No one had more demands on his time than the Chazon Ish. His advice was sought by hundreds, and the major decisions confronting the Torah community in Eretz Yisrael at that time rested largely on his shoulders. And certainly there was no one to whom his Torah learning was more precious. It was well-known that the Chazon Ish learned until he had just enough strength to make it to his bed. (Once he miscalculated how much strength he had left and was found collapsed on the ground.)
Yet almost every Jew could sit by the hospital bed of a lonely, old Jew. But no one else did. Only the Chazon Ish. Be'Mechitzasam is filled with dozens of such stories of how the Chazon Ish, the Brisker Rav, and Rav Shach went far beyond any realistic expectations in their willingness to help a fellow Jew. Because they understood better than we what it means to be an eved Hashem, who goes l'fnim meshuras hadin to fulfill his Master's Will.
OUR ROLE IN REBUILDING THE BAIS HAMIKDASH depends not only on emulating Hashem’s chesed towards those with whom we are close, or even on responding generously to the needs of strangers who are members of our community. It requires that we concern ourselves with the entirety of Klal Yisrael, even those far removed from Torah u'mitzvos.
Only those who mourn the destruction of the Bais HaMikdash, we are told, will be privileged to see it rebuilt. That mourning takes two forms: one backward-looking – zecher l'Churban, the mourning over the destruction itself; the other forward-looking – zecher l'Mikdash, the remembrance of all that the Temple represented and the eager anticipation of its rebuilding.

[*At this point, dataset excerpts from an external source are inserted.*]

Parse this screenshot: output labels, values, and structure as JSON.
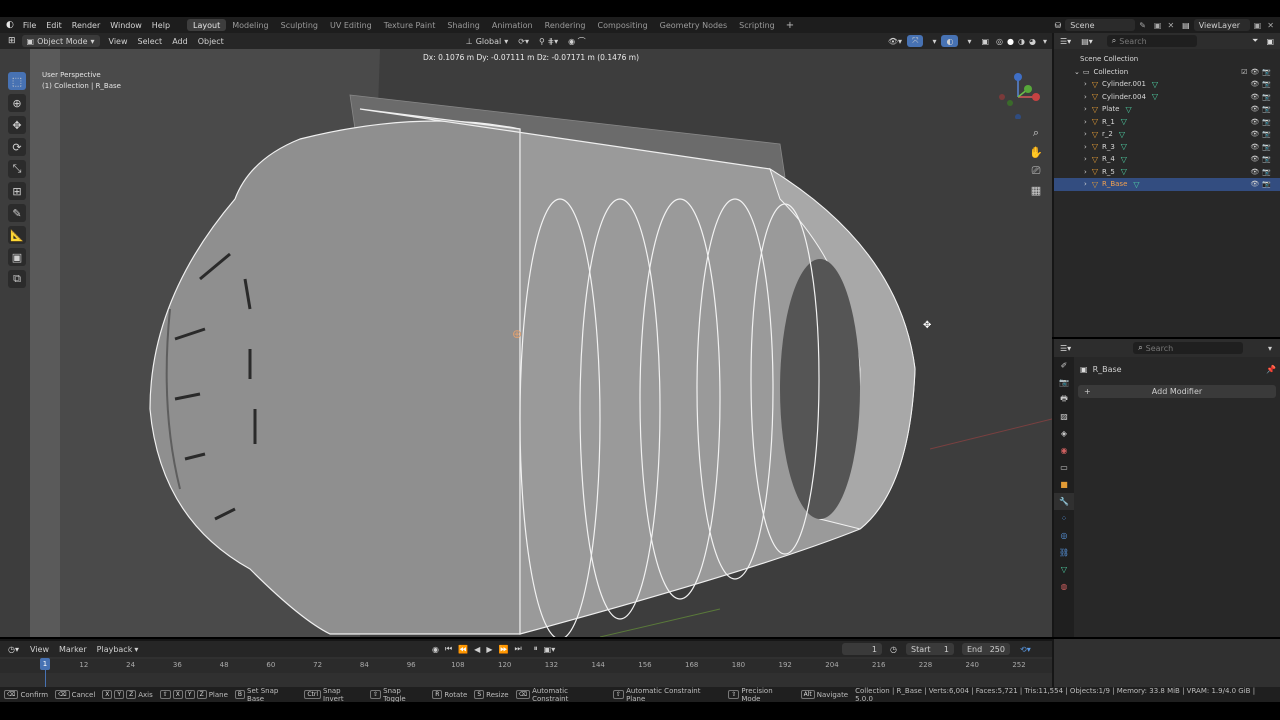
{
  "menus": [
    "File",
    "Edit",
    "Render",
    "Window",
    "Help"
  ],
  "workspaces": [
    "Layout",
    "Modeling",
    "Sculpting",
    "UV Editing",
    "Texture Paint",
    "Shading",
    "Animation",
    "Rendering",
    "Compositing",
    "Geometry Nodes",
    "Scripting"
  ],
  "active_workspace": "Layout",
  "scene": "Scene",
  "view_layer": "ViewLayer",
  "viewport": {
    "mode": "Object Mode",
    "menus": [
      "View",
      "Select",
      "Add",
      "Object"
    ],
    "orientation": "Global",
    "perspective": "User Perspective",
    "active_info": "(1) Collection | R_Base",
    "transform_readout": "Dx: 0.1076 m   Dy: -0.07111 m   Dz: -0.07171 m (0.1476 m)"
  },
  "outliner": {
    "search_placeholder": "Search",
    "root": "Scene Collection",
    "collection": "Collection",
    "items": [
      "Cylinder.001",
      "Cylinder.004",
      "Plate",
      "R_1",
      "r_2",
      "R_3",
      "R_4",
      "R_5",
      "R_Base"
    ],
    "selected": "R_Base"
  },
  "properties": {
    "search_placeholder": "Search",
    "object_name": "R_Base",
    "add_modifier": "Add Modifier"
  },
  "timeline": {
    "menus": [
      "View",
      "Marker",
      "Playback"
    ],
    "current_frame": "1",
    "start_label": "Start",
    "start": "1",
    "end_label": "End",
    "end": "250",
    "ticks": [
      "12",
      "24",
      "36",
      "48",
      "60",
      "72",
      "84",
      "96",
      "108",
      "120",
      "132",
      "144",
      "156",
      "168",
      "180",
      "192",
      "204",
      "216",
      "228",
      "240",
      "252"
    ],
    "playhead": "1"
  },
  "status": {
    "hints": [
      {
        "keys": [
          "⌫"
        ],
        "label": "Confirm"
      },
      {
        "keys": [
          "⌫"
        ],
        "label": "Cancel"
      },
      {
        "keys": [
          "X",
          "Y",
          "Z"
        ],
        "label": "Axis"
      },
      {
        "keys": [
          "⇧",
          "X",
          "Y",
          "Z"
        ],
        "label": "Plane"
      },
      {
        "keys": [
          "B"
        ],
        "label": "Set Snap Base"
      },
      {
        "keys": [
          "Ctrl"
        ],
        "label": "Snap Invert"
      },
      {
        "keys": [
          "⇧"
        ],
        "label": "Snap Toggle"
      },
      {
        "keys": [
          "R"
        ],
        "label": "Rotate"
      },
      {
        "keys": [
          "S"
        ],
        "label": "Resize"
      },
      {
        "keys": [
          "⌫"
        ],
        "label": "Automatic Constraint"
      },
      {
        "keys": [
          "⇧"
        ],
        "label": "Automatic Constraint Plane"
      },
      {
        "keys": [
          "⇧"
        ],
        "label": "Precision Mode"
      },
      {
        "keys": [
          "Alt"
        ],
        "label": "Navigate"
      }
    ],
    "stats": "Collection | R_Base | Verts:6,004 | Faces:5,721 | Tris:11,554 | Objects:1/9 | Memory: 33.8 MiB | VRAM: 1.9/4.0 GiB | 5.0.0"
  },
  "colors": {
    "accent": "#4772b3",
    "object_icon": "#e29b35",
    "mesh_icon": "#4fd1a5",
    "selected_row": "#334d80"
  }
}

The Gemara (Sukkah 41a), which is the source for the concept of zecher l'Mikdash, learns from a verse in Yirmiyahu (30:17 ) ". . . for they called you ‘Discarded,’ [saying] "she is Zion -- no one cares about her," – that Zion, i.e., the rebuilding of the Temple and the redemption of the Land, is dependent on those who yearn for her.
When the Temple stood, writes the Ramban, it reminded us of the unity of Klal Yisrael – 600,000 Jewish souls gathered "as one man with one heart." That unity is the precondition for the giving of Torah and the dwelling of Hashem's presence in our midst.
Any Jew today, no matter how careful he is in his mitzvah observance, who worries only about the insular community in which he lives and does not mourn the hemorrhaging of the Jewish people to assimilation and intermarriage, and who does not yearn for and work to build a unified Klal Yisrael is not be numbered among the seekers of Zion or the builders of the Bais HaMikdash. When asked by Heavenly Bais Din, "tzipisa l'yeshua? – did you anticipate the Redemption?" he will have good reason to tremble.